Вдруг, она оторвала свои губы, посмотрела на него чистыми, невинными глазами и потянулась губами к его уху. Обдав его вновь жарким дыханием, она прошептала два слова:
– Жизнь моя!
87
Йешуа бен Сий жил в доме рабби Иссаххара. Дом перешел ему по наследству, как и пост Второсвященника. Дверь Элохиму открыл Никодим, который вежливо пустил его в дом, но сообщил, что рабби Йешуа очень занят и, к сожалению, никого не принимает.
– Приходите попозже, или, если угодно, подождите здесь. Рабби может освободиться в любую минуту.
Не было смысла уходить и возвращаться позже. Некуда и незачем было идти. Поэтому Элохим решил подождать. Из прихожей они прошли в переднюю комнату. Элохим услышал неразборчивые голоса, доносившиеся из приемной комнаты Второсвященника. Никодим предложил ему пройти в комнату ожидания, расположенную рядом с приемной.
«Видимо, что-то стряслось, раз с утра собрались у него люди», – подумал Элохим, усаживаясь за маленький стол у окна. Молодой левит принес ему чашу вина. Он поблагодарил, отпил глоток и погрузился в свои мысли.

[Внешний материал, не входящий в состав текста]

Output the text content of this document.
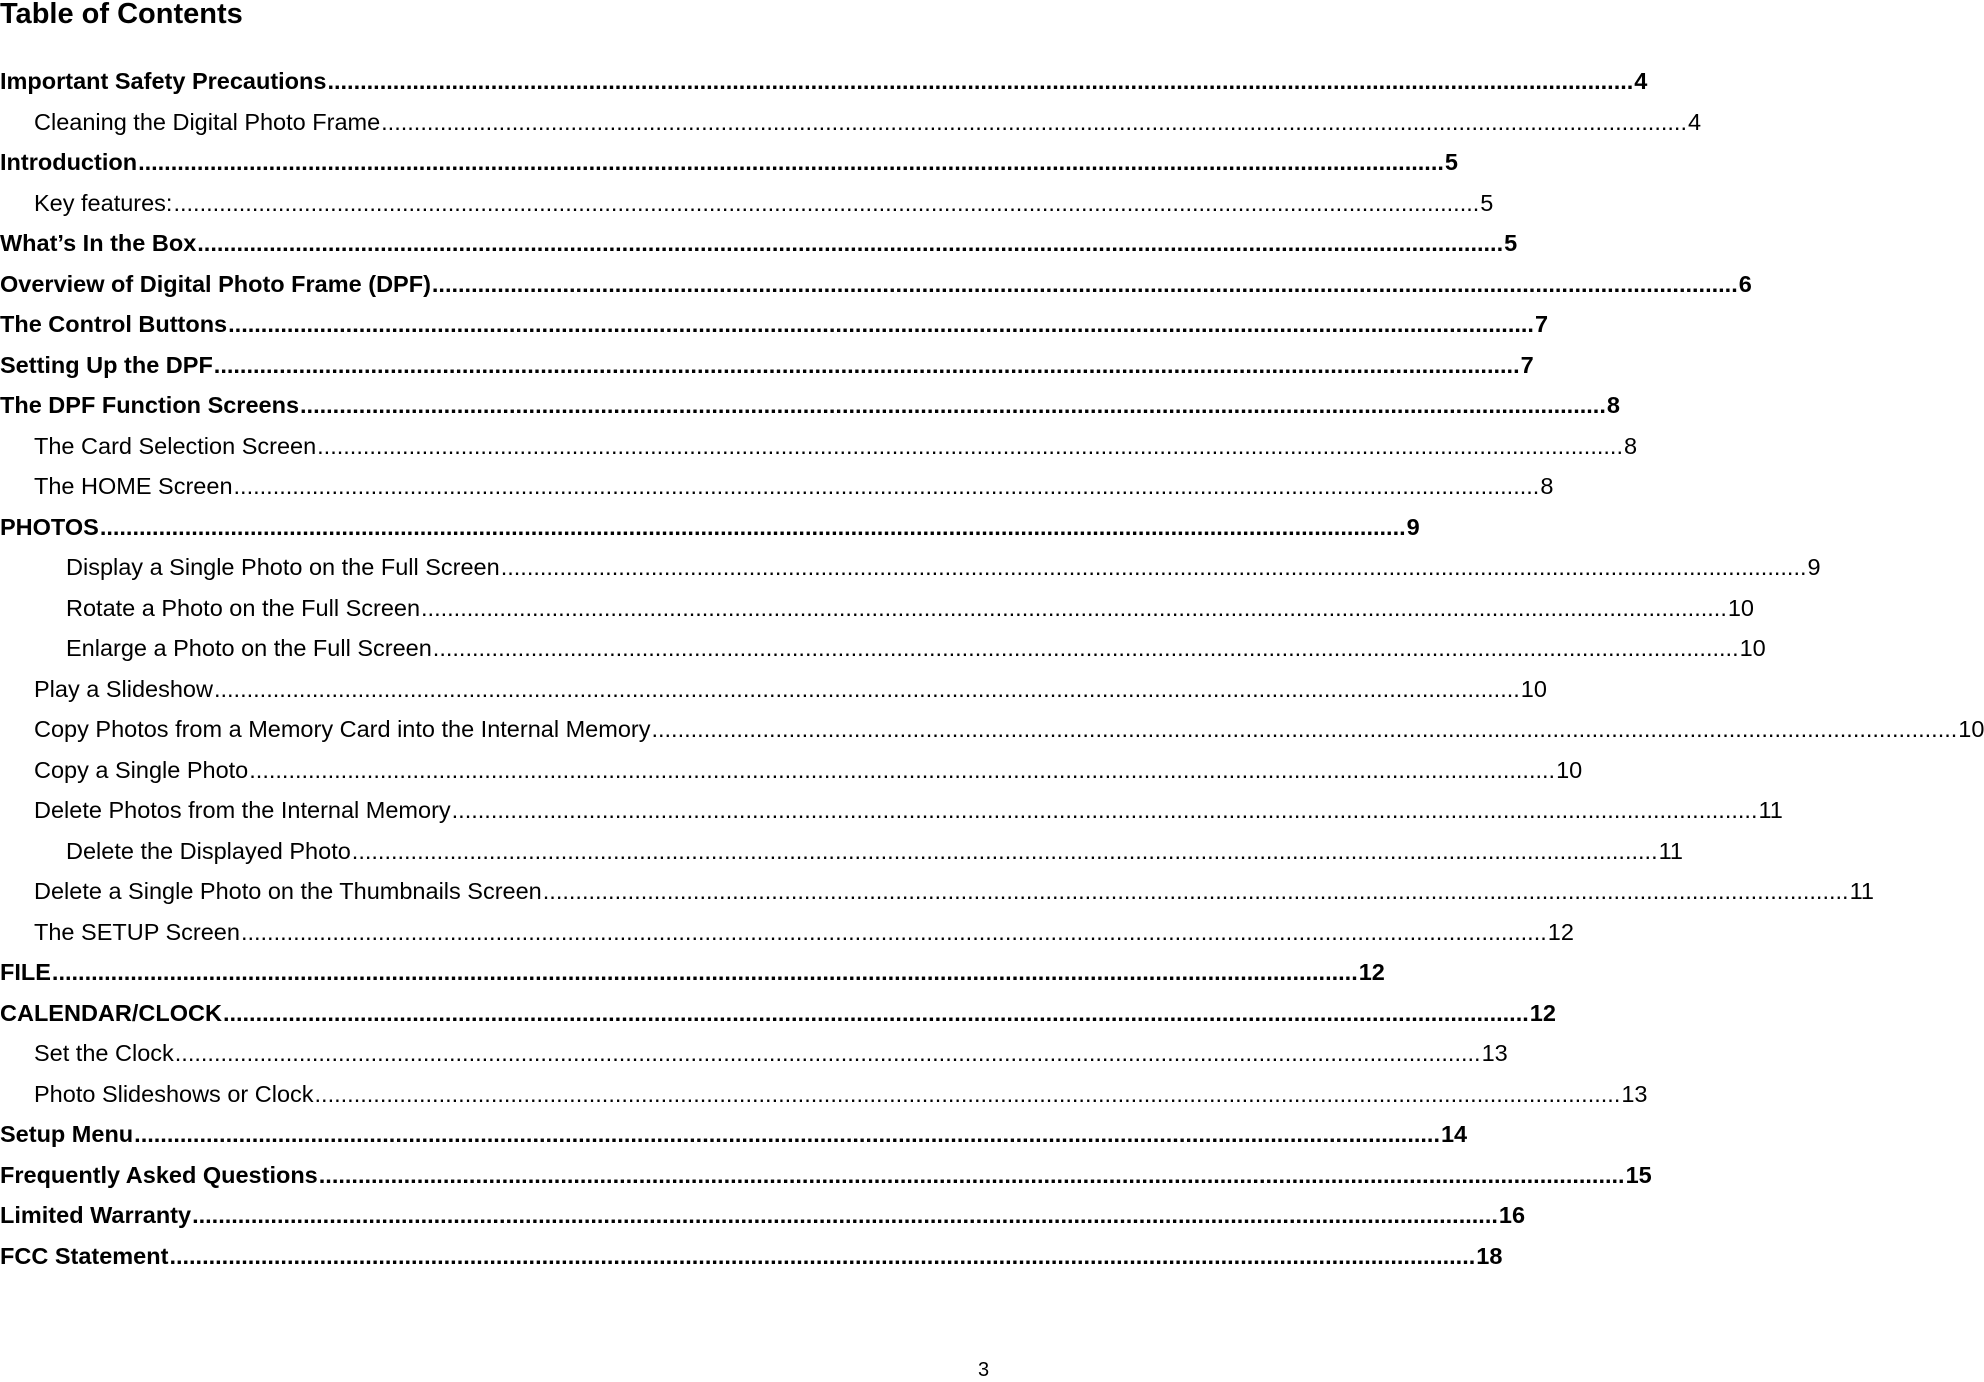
Table of Contents
Important Safety Precautions ........................................................................................................................................................................................................ 4
Cleaning the Digital Photo Frame ........................................................................................................................................................................................................ 4
Introduction ........................................................................................................................................................................................................ 5
Key features: ........................................................................................................................................................................................................ 5
What’s In the Box ........................................................................................................................................................................................................ 5
Overview of Digital Photo Frame (DPF) ........................................................................................................................................................................................................ 6
The Control Buttons ........................................................................................................................................................................................................ 7
Setting Up the DPF ........................................................................................................................................................................................................ 7
The DPF Function Screens ........................................................................................................................................................................................................ 8
The Card Selection Screen ........................................................................................................................................................................................................ 8
The HOME Screen ........................................................................................................................................................................................................ 8
PHOTOS ........................................................................................................................................................................................................ 9
Display a Single Photo on the Full Screen ........................................................................................................................................................................................................ 9
Rotate a Photo on the Full Screen ........................................................................................................................................................................................................ 10
Enlarge a Photo on the Full Screen ........................................................................................................................................................................................................ 10
Play a Slideshow ........................................................................................................................................................................................................ 10
Copy Photos from a Memory Card into the Internal Memory ........................................................................................................................................................................................................ 10
Copy a Single Photo ........................................................................................................................................................................................................ 10
Delete Photos from the Internal Memory ........................................................................................................................................................................................................ 11
Delete the Displayed Photo ........................................................................................................................................................................................................ 11
Delete a Single Photo on the Thumbnails Screen ........................................................................................................................................................................................................ 11
The SETUP Screen ........................................................................................................................................................................................................ 12
FILE ........................................................................................................................................................................................................ 12
CALENDAR/CLOCK ........................................................................................................................................................................................................ 12
Set the Clock ........................................................................................................................................................................................................ 13
Photo Slideshows or Clock ........................................................................................................................................................................................................ 13
Setup Menu ........................................................................................................................................................................................................ 14
Frequently Asked Questions ........................................................................................................................................................................................................ 15
Limited Warranty ........................................................................................................................................................................................................ 16
FCC Statement ........................................................................................................................................................................................................ 18
3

Элохим был потрясен встречей с Мариам. В ее поцелуе и в том, как она обняла его и как обвила его ногу, чем она напомнила ему Соломпсио, было что-то неожиданное, необъяснимое, что-то большее, чем обычная ласка дочери. «Нет, мне показалось», – подумал он. Она случайно поцеловала его в губы, она выросла, она уже не та маленькая девочка, какой была три года назад, в ней проснулась женственность, но она еще не знает, как управлять ею, она целовала его, как дочь целует отца, а не как женщина мужчину. Просто так вышло, случайно. Она ведь потеряла равновесие, чуть не упала. Но как объяснить те два слова, которые она прошептала ему на ухо и которые сильно потрясли его: «Жизнь моя!». Это были его собственные слова. Откуда она могла их знать? Он никогда не произносил их при ней.
Еще одно ощущение поразило Элохима. Мариам издалека сильно напомнила ему юную Анну. Но когда она подбежала ближе, он уловил едва заметное отличие. Ее волосы были светлее, голубые глаза скорее были похожи на его глаза, хотя в них, как и у Анны блестели чертики. Но его еще больше поразило то, что он это лицо где-то давно видел. И это странное ощущение не покидало его. Он мучительно копался в своей памяти, старался вспомнить и, казалось, что вот-вот вспомнит. Но не мог.
Прошло больше часа прежде, чем он услышал за дверью шум уходящих людей. В окне он увидел, как один за другим из дома вышли старые знакомые: Иохазар и Эл-Иазар бене Боэтии, сыновья покойного Первосвященника, а следом Иосиф бен Эл-Лемус, племянник и помощник Маттафия бен Теофилия, нынешнего Первосвященника.